Show that the range R can be expressed in terms of the maximum height h, and in particular that R = 4hcotθ. (b) Show that, when the range is a maximum, h = R/4

Homework Equations

R = ( V0^2sin(2θ) ) / g
V0^2 = ( (1/4)g^2t^4+R^2 ) / t^2
Vy = Vy0 - gt

R represents displacement or range, v0 represents the initial velocity, g represents gravity, t is time and vy0 represents the y component.

The Attempt at a Solution

I tried approximately for 4 hours and still couldn't get it. It would be very nice if someone helps me.

Thanks a lot.

ps Its due tomorrow

 

[quantumdude]

The Attempt at a Solution

I tried approximately for 4 hours and still couldn't get it. It would be very nice if someone helps me.

Forum rules require you to post an attempt at the solution before receiving help.
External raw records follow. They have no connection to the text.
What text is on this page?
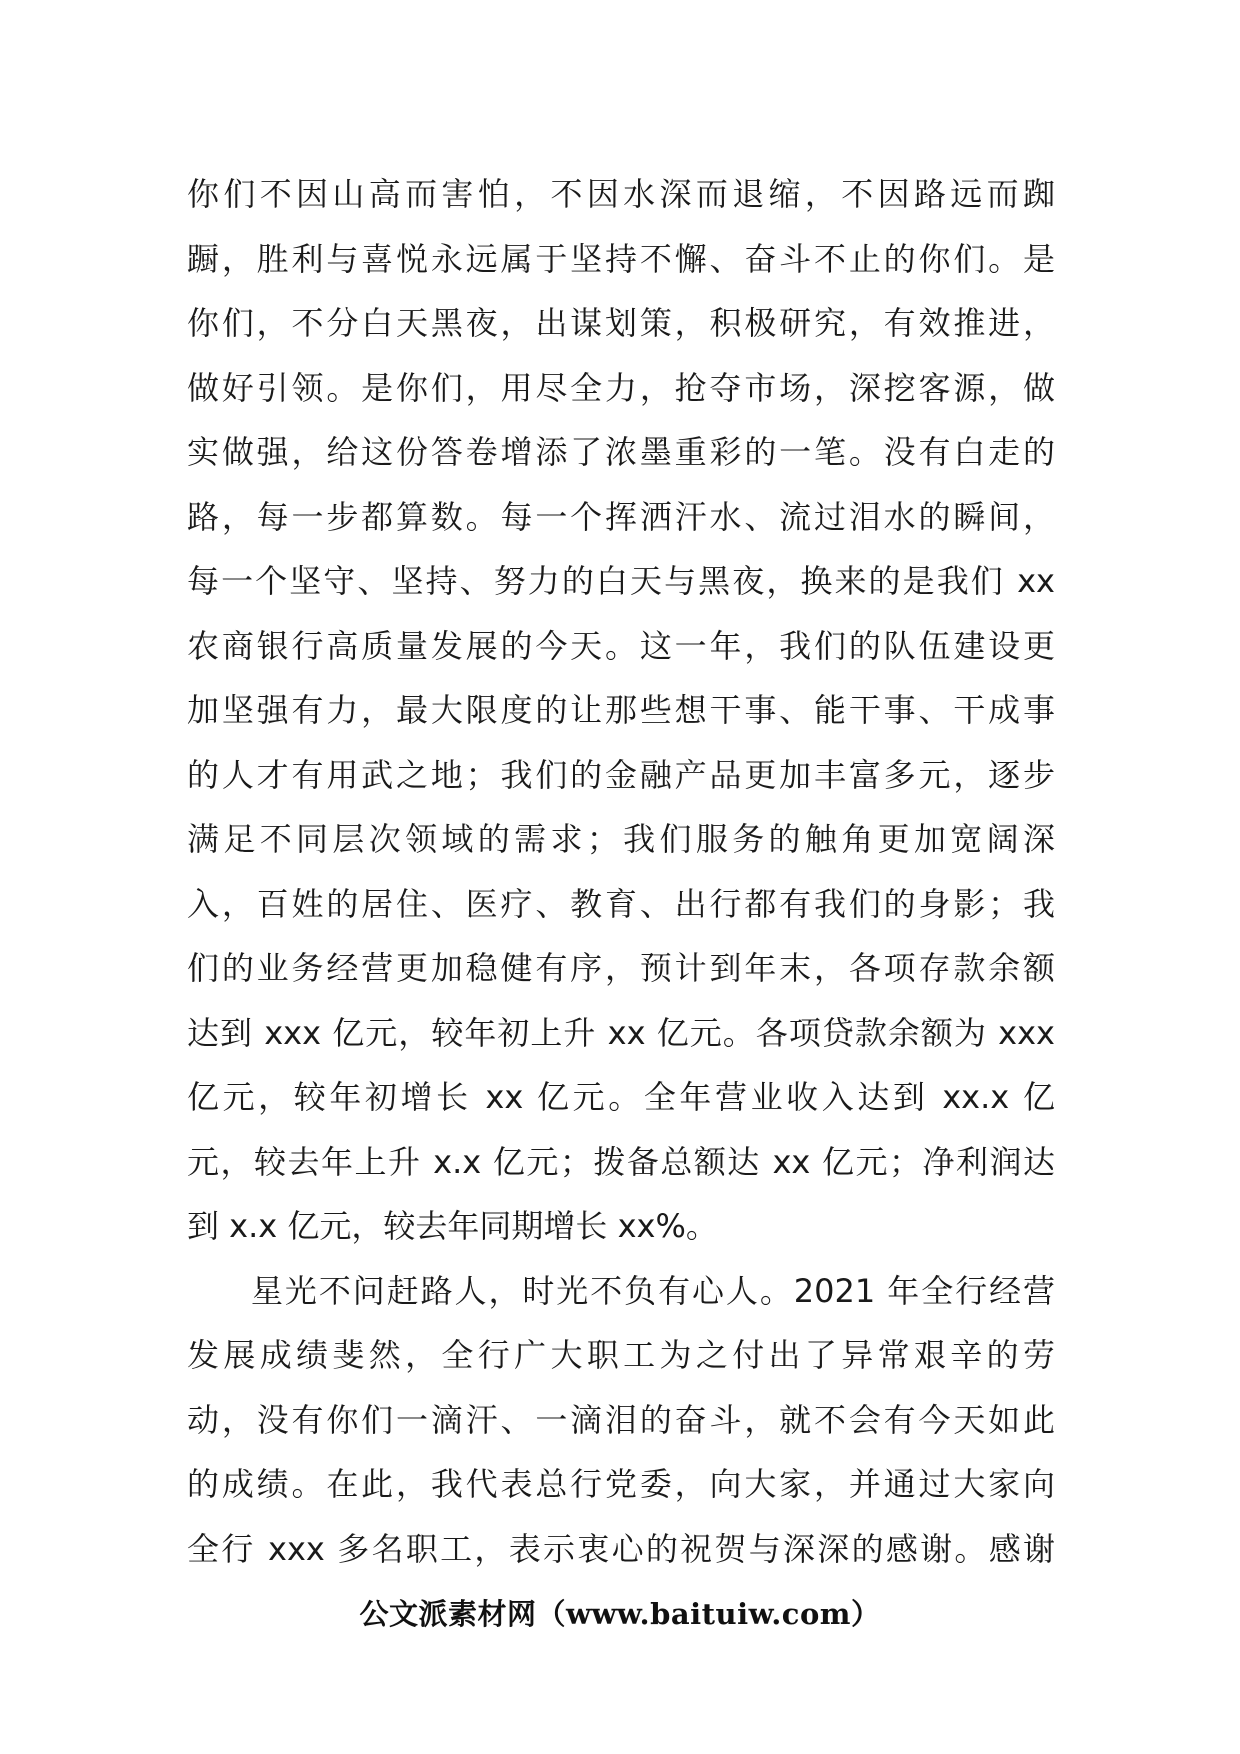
你们不因山高而害怕，不因水深而退缩，不因路远而踟
蹰，胜利与喜悦永远属于坚持不懈、奋斗不止的你们。是
你们，不分白天黑夜，出谋划策，积极研究，有效推进，
做好引领。是你们，用尽全力，抢夺市场，深挖客源，做
实做强，给这份答卷增添了浓墨重彩的一笔。没有白走的
路，每一步都算数。每一个挥洒汗水、流过泪水的瞬间，
每一个坚守、坚持、努力的白天与黑夜，换来的是我们 xx
农商银行高质量发展的今天。这一年，我们的队伍建设更
加坚强有力，最大限度的让那些想干事、能干事、干成事
的人才有用武之地；我们的金融产品更加丰富多元，逐步
满足不同层次领域的需求；我们服务的触角更加宽阔深
入，百姓的居住、医疗、教育、出行都有我们的身影；我
们的业务经营更加稳健有序，预计到年末，各项存款余额
达到 xxx 亿元，较年初上升 xx 亿元。各项贷款余额为 xxx
亿元，较年初增长 xx 亿元。全年营业收入达到 xx.x 亿
元，较去年上升 x.x 亿元；拨备总额达 xx 亿元；净利润达
到 x.x 亿元，较去年同期增长 xx%。
星光不问赶路人，时光不负有心人。2021 年全行经营
发展成绩斐然，全行广大职工为之付出了异常艰辛的劳
动，没有你们一滴汗、一滴泪的奋斗，就不会有今天如此
的成绩。在此，我代表总行党委，向大家，并通过大家向
全行 xxx 多名职工，表示衷心的祝贺与深深的感谢。感谢
公文派素材网（www.baituiw.com）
So let's see what you've got so far.

 

[superyoo]

I tried many different times.
My last try :
http://www.webforone.com/images/ko1w9b5lze83cqfl4ujx_thumb.pngI didn't scan all my tries because I want to make sure that someone in this website knows the answer for this question, before I spend my time in scanning my work.

 

[LowlyPion]

Welcome to PF.

First of all make your Range equation less complicated and undo the sin2θ to 2sinθcosθ.

Now I see you derived an expression for H in terms of Vo*sinθ - eliminating t from the equation

h = 1/2*g*t²

So look carefully at your expanded range equation and see how you might make a substitution.

 

[quantumdude]

Thanks for posting your work. After looking it over, I have a better way to do this.

1.) The maximum height occurs when $x=\frac{R}{2}$ (that is when the projectile has covered half of its range). Set $x(t)=v_0\cos(\theta)t$ equal to $\frac{R}{2}$ and solve for $T$. This is the time at which the particle reaches its maximum height. You should be able to show that:

$$T=\frac{v_0\sin(\theta)}{g}$$

Don't forget that $\sin(2\theta)=2\sin(\theta)\cos(\theta)$.

2.) Plug this $T$ into the equation for $y(t)=v_0\sin(\theta)t-\frac{1}{2}gt^2$. This will give you the maximum height $H$.

Combine this equation for $H$ with the equation for $R$ to obtain the result. I did it very quickly by eliminating $g$ in the first one and plugging into the second one.

Follow my steps and you'll have this done in plenty of time to catch South Park.